Met Council chief William Rapfogel, under investigation by N.Y., is fired

Met Council CEO William Rapfogel, shown with Brooklyn Borough President Marty Markowitz in a June 2012 photo, was fired for alleged financial malfeasance.

Met Council CEO William Rapfogel, right, shown with Brooklyn Borough President Marty Markowitz in a June 2012 photo, was fired for alleged financial malfeasance.

NEW YORK (JTA) — William Rapfogel, the longtime head of the Metropolitan Council on Jewish Poverty in New York City, was fired for alleged financial malfeasance that is being investigated by the state.
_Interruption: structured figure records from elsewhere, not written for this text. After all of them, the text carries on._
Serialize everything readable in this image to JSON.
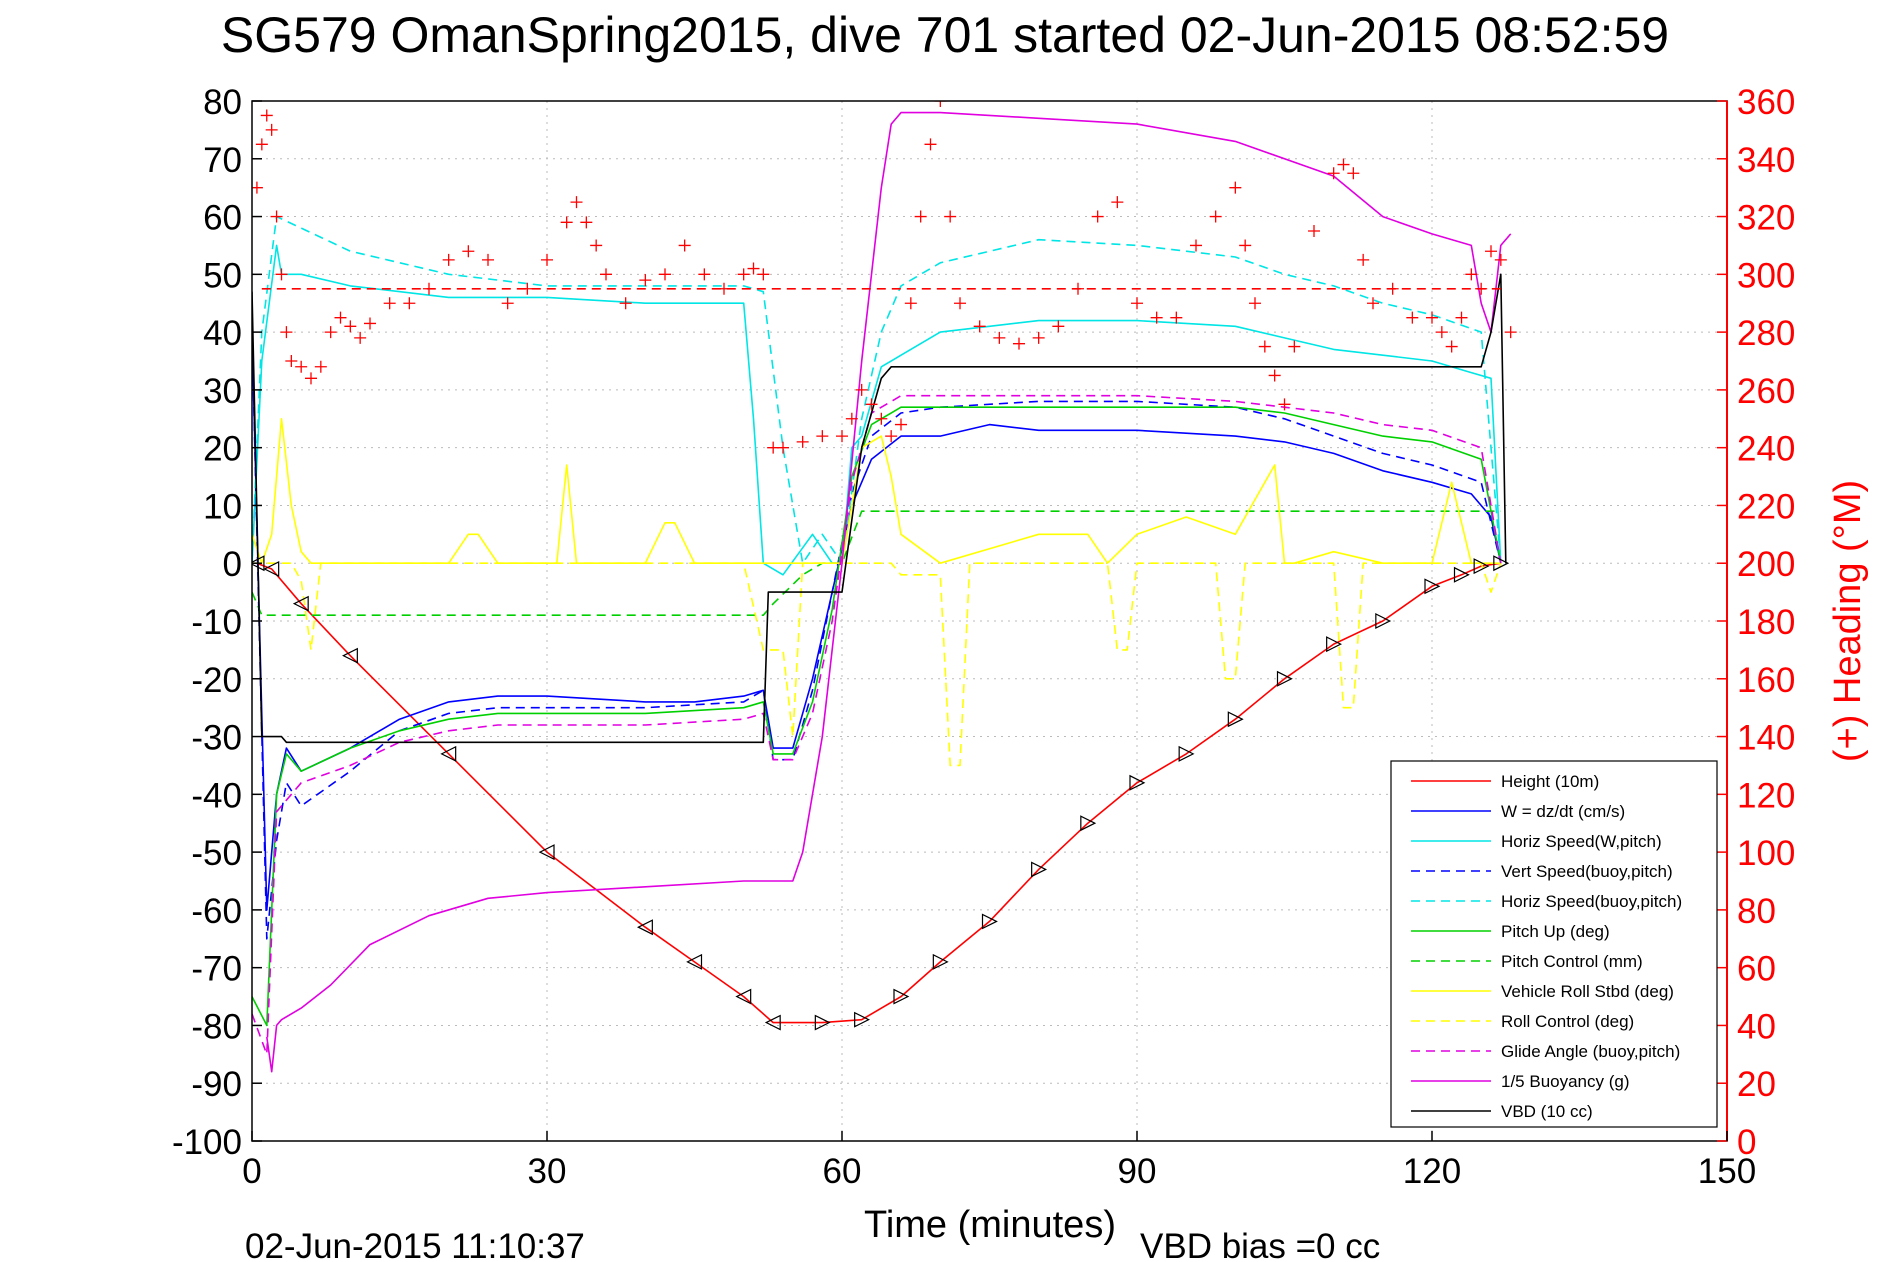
{
  "chart_data": {
    "type": "line",
    "title": "SG579 OmanSpring2015, dive 701 started 02-Jun-2015 08:52:59",
    "xlabel": "Time (minutes)",
    "ylabel_right": "(+) Heading (°M)",
    "footer_left": "02-Jun-2015 11:10:37",
    "footer_right": "VBD bias =0 cc",
    "xlim": [
      0,
      150
    ],
    "ylim": [
      -100,
      80
    ],
    "y2lim": [
      0,
      360
    ],
    "xticks": [
      0,
      30,
      60,
      90,
      120,
      150
    ],
    "yticks": [
      80,
      70,
      60,
      50,
      40,
      30,
      20,
      10,
      0,
      -10,
      -20,
      -30,
      -40,
      -50,
      -60,
      -70,
      -80,
      -90,
      -100
    ],
    "y2ticks": [
      360,
      340,
      320,
      300,
      280,
      260,
      240,
      220,
      200,
      180,
      160,
      140,
      120,
      100,
      80,
      60,
      40,
      20,
      0
    ],
    "grid": true,
    "legend_position": "bottom-right",
    "colors": {
      "red": "#ff0000",
      "blue": "#0000ff",
      "cyan": "#00e5e5",
      "green": "#00d000",
      "yellow": "#ffff00",
      "magenta": "#e000e0",
      "black": "#000000",
      "axis_right": "#ff0000"
    },
    "series": [
      {
        "name": "Height (10m)",
        "color": "#ff0000",
        "dash": false,
        "x": [
          0.5,
          2,
          5,
          10,
          20,
          30,
          40,
          45,
          50,
          53,
          58,
          62,
          66,
          70,
          75,
          80,
          85,
          90,
          95,
          100,
          105,
          110,
          115,
          120,
          123,
          125,
          127
        ],
        "y": [
          0,
          -1,
          -7,
          -16,
          -33,
          -50,
          -63,
          -69,
          -75,
          -79.5,
          -79.5,
          -79,
          -75,
          -69,
          -62,
          -53,
          -45,
          -38,
          -33,
          -27,
          -20,
          -14,
          -10,
          -4,
          -2,
          -0.5,
          0
        ]
      },
      {
        "name": "W = dz/dt (cm/s)",
        "color": "#0000ff",
        "dash": false,
        "x": [
          0,
          1.5,
          2.5,
          3.5,
          5,
          10,
          15,
          20,
          25,
          30,
          40,
          45,
          50,
          52,
          53,
          55,
          57,
          59,
          61,
          63,
          66,
          70,
          75,
          80,
          90,
          100,
          105,
          110,
          115,
          120,
          124,
          126,
          127
        ],
        "y": [
          40,
          -60,
          -40,
          -32,
          -36,
          -32,
          -27,
          -24,
          -23,
          -23,
          -24,
          -24,
          -23,
          -22,
          -32,
          -32,
          -20,
          -5,
          10,
          18,
          22,
          22,
          24,
          23,
          23,
          22,
          21,
          19,
          16,
          14,
          12,
          8,
          0
        ]
      },
      {
        "name": "Horiz Speed(W,pitch)",
        "color": "#00e5e5",
        "dash": false,
        "x": [
          0,
          1,
          2.5,
          3,
          5,
          10,
          20,
          30,
          40,
          50,
          51,
          52,
          54,
          57,
          59,
          60,
          61,
          62,
          64,
          66,
          70,
          75,
          80,
          90,
          100,
          105,
          110,
          115,
          120,
          124,
          126,
          127
        ],
        "y": [
          0,
          35,
          55,
          50,
          50,
          48,
          46,
          46,
          45,
          45,
          25,
          0,
          -2,
          5,
          0,
          0,
          20,
          22,
          34,
          36,
          40,
          41,
          42,
          42,
          41,
          39,
          37,
          36,
          35,
          33,
          32,
          0
        ]
      },
      {
        "name": "Vert Speed(buoy,pitch)",
        "color": "#0000ff",
        "dash": true,
        "x": [
          0,
          1.5,
          2.5,
          3.5,
          5,
          10,
          15,
          20,
          25,
          30,
          40,
          50,
          52,
          53,
          55,
          57,
          59,
          61,
          63,
          66,
          70,
          80,
          90,
          100,
          105,
          110,
          115,
          120,
          125,
          127
        ],
        "y": [
          40,
          -65,
          -48,
          -38,
          -42,
          -36,
          -29,
          -26,
          -25,
          -25,
          -25,
          -24,
          -22,
          -34,
          -34,
          -22,
          -5,
          12,
          22,
          26,
          27,
          28,
          28,
          27,
          25,
          22,
          19,
          17,
          14,
          0
        ]
      },
      {
        "name": "Horiz Speed(buoy,pitch)",
        "color": "#00e5e5",
        "dash": true,
        "x": [
          0,
          1,
          2.5,
          5,
          10,
          20,
          30,
          40,
          50,
          52,
          54,
          56,
          58,
          60,
          62,
          64,
          66,
          70,
          80,
          90,
          100,
          105,
          110,
          115,
          120,
          125,
          127
        ],
        "y": [
          0,
          40,
          60,
          58,
          54,
          50,
          48,
          48,
          48,
          47,
          20,
          0,
          5,
          0,
          25,
          40,
          48,
          52,
          56,
          55,
          53,
          50,
          48,
          45,
          43,
          40,
          0
        ]
      },
      {
        "name": "Pitch Up (deg)",
        "color": "#00d000",
        "dash": false,
        "x": [
          0,
          1.5,
          2.5,
          3.5,
          5,
          10,
          15,
          20,
          25,
          30,
          40,
          50,
          52,
          53,
          55,
          57,
          59,
          61,
          63,
          66,
          70,
          80,
          90,
          100,
          105,
          110,
          115,
          120,
          125,
          127
        ],
        "y": [
          -75,
          -80,
          -40,
          -33,
          -36,
          -32,
          -29,
          -27,
          -26,
          -26,
          -26,
          -25,
          -24,
          -33,
          -33,
          -24,
          -8,
          15,
          24,
          27,
          27,
          27,
          27,
          27,
          26,
          24,
          22,
          21,
          18,
          0
        ]
      },
      {
        "name": "Pitch Control (mm)",
        "color": "#00d000",
        "dash": true,
        "x": [
          0,
          1,
          2,
          5,
          10,
          20,
          30,
          40,
          50,
          52,
          53,
          56,
          58,
          60,
          62,
          64,
          66,
          70,
          80,
          90,
          100,
          110,
          120,
          127
        ],
        "y": [
          -5,
          -9,
          -9,
          -9,
          -9,
          -9,
          -9,
          -9,
          -9,
          -9,
          -7,
          -2,
          0,
          0,
          9,
          9,
          9,
          9,
          9,
          9,
          9,
          9,
          9,
          9
        ]
      },
      {
        "name": "Vehicle Roll Stbd (deg)",
        "color": "#ffff00",
        "dash": false,
        "x": [
          0,
          1,
          2,
          3,
          4,
          5,
          6,
          10,
          20,
          22,
          23,
          25,
          30,
          31,
          32,
          33,
          40,
          42,
          43,
          45,
          50,
          55,
          60,
          62,
          64,
          65,
          66,
          70,
          80,
          85,
          87,
          90,
          95,
          100,
          104,
          105,
          106,
          110,
          115,
          120,
          122,
          124,
          126,
          127
        ],
        "y": [
          5,
          0,
          5,
          25,
          10,
          2,
          0,
          0,
          0,
          5,
          5,
          0,
          0,
          0,
          17,
          0,
          0,
          7,
          7,
          0,
          0,
          0,
          0,
          20,
          22,
          15,
          5,
          0,
          5,
          5,
          0,
          5,
          8,
          5,
          17,
          0,
          0,
          2,
          0,
          0,
          14,
          0,
          0,
          0
        ]
      },
      {
        "name": "Roll Control (deg)",
        "color": "#ffff00",
        "dash": true,
        "x": [
          0,
          2,
          4,
          5,
          6,
          7,
          20,
          30,
          40,
          50,
          52,
          54,
          55,
          56,
          58,
          60,
          65,
          66,
          70,
          71,
          72,
          73,
          80,
          87,
          88,
          89,
          90,
          98,
          99,
          100,
          101,
          104,
          105,
          106,
          110,
          111,
          112,
          113,
          120,
          125,
          126,
          127
        ],
        "y": [
          0,
          0,
          0,
          -3,
          -15,
          0,
          0,
          0,
          0,
          0,
          -15,
          -15,
          -30,
          0,
          0,
          0,
          0,
          -2,
          -2,
          -35,
          -35,
          0,
          0,
          0,
          -15,
          -15,
          0,
          0,
          -20,
          -20,
          0,
          0,
          0,
          0,
          0,
          -25,
          -25,
          0,
          0,
          0,
          -5,
          0
        ]
      },
      {
        "name": "Glide Angle (buoy,pitch)",
        "color": "#e000e0",
        "dash": true,
        "x": [
          0,
          1.5,
          2.5,
          5,
          10,
          15,
          20,
          25,
          30,
          40,
          50,
          52,
          53,
          55,
          57,
          59,
          61,
          63,
          66,
          70,
          80,
          90,
          100,
          105,
          110,
          115,
          120,
          125,
          127
        ],
        "y": [
          -78,
          -85,
          -43,
          -38,
          -35,
          -31,
          -29,
          -28,
          -28,
          -28,
          -27,
          -26,
          -34,
          -34,
          -26,
          -10,
          14,
          26,
          29,
          29,
          29,
          29,
          28,
          27,
          26,
          24,
          23,
          20,
          0
        ]
      },
      {
        "name": "1/5 Buoyancy (g)",
        "color": "#e000e0",
        "dash": false,
        "x": [
          1.5,
          2,
          2.5,
          3,
          5,
          8,
          12,
          18,
          24,
          30,
          40,
          50,
          55,
          56,
          58,
          60,
          62,
          64,
          65,
          66,
          70,
          80,
          90,
          100,
          110,
          115,
          120,
          124,
          125,
          126,
          127,
          128
        ],
        "y": [
          -82,
          -88,
          -80,
          -79,
          -77,
          -73,
          -66,
          -61,
          -58,
          -57,
          -56,
          -55,
          -55,
          -50,
          -30,
          0,
          35,
          65,
          76,
          78,
          78,
          77,
          76,
          73,
          67,
          60,
          57,
          55,
          45,
          40,
          55,
          57
        ]
      },
      {
        "name": "VBD (10 cc)",
        "color": "#000000",
        "dash": false,
        "x": [
          0,
          1,
          3,
          3.5,
          10,
          20,
          30,
          40,
          52,
          52.5,
          55,
          57,
          60,
          62,
          64,
          65,
          66,
          80,
          90,
          100,
          110,
          120,
          125,
          126,
          127,
          127.5
        ],
        "y": [
          47,
          -30,
          -30,
          -31,
          -31,
          -31,
          -31,
          -31,
          -31,
          -5,
          -5,
          -5,
          -5,
          20,
          32,
          34,
          34,
          34,
          34,
          34,
          34,
          34,
          34,
          40,
          50,
          0
        ]
      },
      {
        "name": "Heading",
        "axis": "right",
        "style": "plus",
        "color": "#ff0000",
        "x": [
          0.5,
          1,
          1.5,
          2,
          2.5,
          3,
          3.5,
          4,
          5,
          6,
          7,
          8,
          9,
          10,
          11,
          12,
          14,
          16,
          18,
          20,
          22,
          24,
          26,
          28,
          30,
          32,
          33,
          34,
          35,
          36,
          38,
          40,
          42,
          44,
          46,
          48,
          50,
          51,
          52,
          53,
          54,
          56,
          58,
          60,
          61,
          62,
          63,
          64,
          65,
          66,
          67,
          68,
          69,
          70,
          71,
          72,
          74,
          76,
          78,
          80,
          82,
          84,
          86,
          88,
          90,
          92,
          94,
          96,
          98,
          100,
          101,
          102,
          103,
          104,
          105,
          106,
          108,
          110,
          111,
          112,
          113,
          114,
          116,
          118,
          120,
          121,
          122,
          123,
          124,
          125,
          126,
          127,
          128
        ],
        "y": [
          330,
          345,
          355,
          350,
          320,
          300,
          280,
          270,
          268,
          264,
          268,
          280,
          285,
          282,
          278,
          283,
          290,
          290,
          295,
          305,
          308,
          305,
          290,
          295,
          305,
          318,
          325,
          318,
          310,
          300,
          290,
          298,
          300,
          310,
          300,
          295,
          300,
          302,
          300,
          240,
          240,
          242,
          244,
          244,
          250,
          260,
          255,
          250,
          244,
          248,
          290,
          320,
          345,
          360,
          320,
          290,
          282,
          278,
          276,
          278,
          282,
          295,
          320,
          325,
          290,
          285,
          285,
          310,
          320,
          330,
          310,
          290,
          275,
          265,
          255,
          275,
          315,
          335,
          338,
          335,
          305,
          290,
          295,
          285,
          285,
          280,
          275,
          285,
          300,
          295,
          308,
          305,
          280
        ]
      },
      {
        "name": "Heading mean",
        "axis": "right",
        "color": "#ff0000",
        "dash": true,
        "x": [
          1,
          127
        ],
        "y": [
          295,
          295
        ]
      }
    ]
  }
}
On Monday, the Met Council said it terminated Rapfogel as its CEO and president – posts he has held since 1992. According to the social services agency, the financial irregularities were discovered in an investigation initiated by its board of directors, The New York Times reported.

New York State Attorney General Eric Schneiderman is probing the malfeasance.

“The board of directors of Met Council recently became aware of specific information regarding financial irregularities and apparent misconduct in connection with the organization’s insurance policies,” the Met Council was quoted as saying by The New York Times. “The board retained outside counsel to conduct a full investigation. Based on that investigation, which is ongoing, the board has terminated Mr. Rapfogel, effective immediately, and notified the proper authority. To date, the investigation has not revealed evidence that any current employees of Met Council engaged in any wrongdoing.”

Rapfogel in a statement through his lawyers on Monday said, “I deeply regret the mistakes I have made that led to my departure from the organization.” He also expressed a desire to “make amends.”

Rapfogel hosts an annual breakfast that draws many influential political figures, including the candidates for mayor in this year’s race.

Prior to his role at the Met Council, Rapfogel worked as an assistant New York City comptroller and as an aide to Mayor Edward Koch.

The Met Council, which provides employment services, crisis intervention, emergency food and other programs for poor Jewish households, said in a statement it would “work diligently to appoint a replacement as quickly as possible.”